With paintings, photography, and ceramics from Europe, Africa, Asia, and beyond, the scope of the New Orleans Museum of Art (NOMA) knows no bounds.

Long-standing arts center

Originally the Delgado Museum of Art, the New Orleans Museum of Art, or NOMA, has been part of City Park since 1911. Situated on high ground, it was fortunately spared from much of the havoc wreaked by Hurricane Katrina and can continue its reign as one of the oldest fine arts museums in the city.

Multiple mediums

NOMA’s specialty would seem to be its lack of specialty. Its collection includes many great painters from all over the world, such as Monet, Picasso, Pollack, and O’Keefe. But it also collections of photography, ceramics, even 18th and 19th century furniture. Native American art, Chinese and Japanese works, folk art from the South Pacific and Africa are all represented.
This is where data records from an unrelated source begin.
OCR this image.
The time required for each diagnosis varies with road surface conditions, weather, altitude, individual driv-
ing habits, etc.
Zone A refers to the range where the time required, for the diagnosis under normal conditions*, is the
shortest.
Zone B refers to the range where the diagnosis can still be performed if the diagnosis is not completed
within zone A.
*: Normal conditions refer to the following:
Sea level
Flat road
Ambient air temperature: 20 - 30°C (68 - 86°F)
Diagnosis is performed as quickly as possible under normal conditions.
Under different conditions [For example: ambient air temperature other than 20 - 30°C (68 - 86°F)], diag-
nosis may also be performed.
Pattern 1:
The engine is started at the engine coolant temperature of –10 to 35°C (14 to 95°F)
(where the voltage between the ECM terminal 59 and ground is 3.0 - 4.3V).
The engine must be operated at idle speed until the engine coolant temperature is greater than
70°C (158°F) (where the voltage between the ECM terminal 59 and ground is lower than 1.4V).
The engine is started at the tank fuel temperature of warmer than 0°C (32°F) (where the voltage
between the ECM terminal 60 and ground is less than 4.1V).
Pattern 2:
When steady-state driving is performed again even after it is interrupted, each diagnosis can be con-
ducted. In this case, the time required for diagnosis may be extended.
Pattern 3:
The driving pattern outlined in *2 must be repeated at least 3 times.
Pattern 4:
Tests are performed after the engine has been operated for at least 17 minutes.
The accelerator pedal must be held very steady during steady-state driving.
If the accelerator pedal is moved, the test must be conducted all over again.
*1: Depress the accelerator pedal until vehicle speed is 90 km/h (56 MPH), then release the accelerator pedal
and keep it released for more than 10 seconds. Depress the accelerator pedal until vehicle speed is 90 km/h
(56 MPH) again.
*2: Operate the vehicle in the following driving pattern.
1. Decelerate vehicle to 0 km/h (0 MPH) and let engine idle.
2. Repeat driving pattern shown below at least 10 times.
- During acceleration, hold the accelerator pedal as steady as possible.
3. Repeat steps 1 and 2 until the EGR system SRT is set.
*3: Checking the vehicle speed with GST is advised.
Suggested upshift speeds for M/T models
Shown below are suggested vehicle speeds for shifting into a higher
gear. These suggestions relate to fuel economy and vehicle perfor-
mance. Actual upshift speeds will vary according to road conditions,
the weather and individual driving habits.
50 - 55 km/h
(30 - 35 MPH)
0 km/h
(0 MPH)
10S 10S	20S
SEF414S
A sculpture garden sits behind the main building and a small theater onsite hosts film screenings. It is as diverse as an art museum can get.

Special exhibitions

Like any museum – or at least like any good museum – NOMA hosts rotating special exhibitions to augment its permanent collection. Some past highlights have included focuses on Edgar Degas, Alexander the Great, women of the 18th century, the Louisiana Purchase, King Tut, and Hurricane Katrina.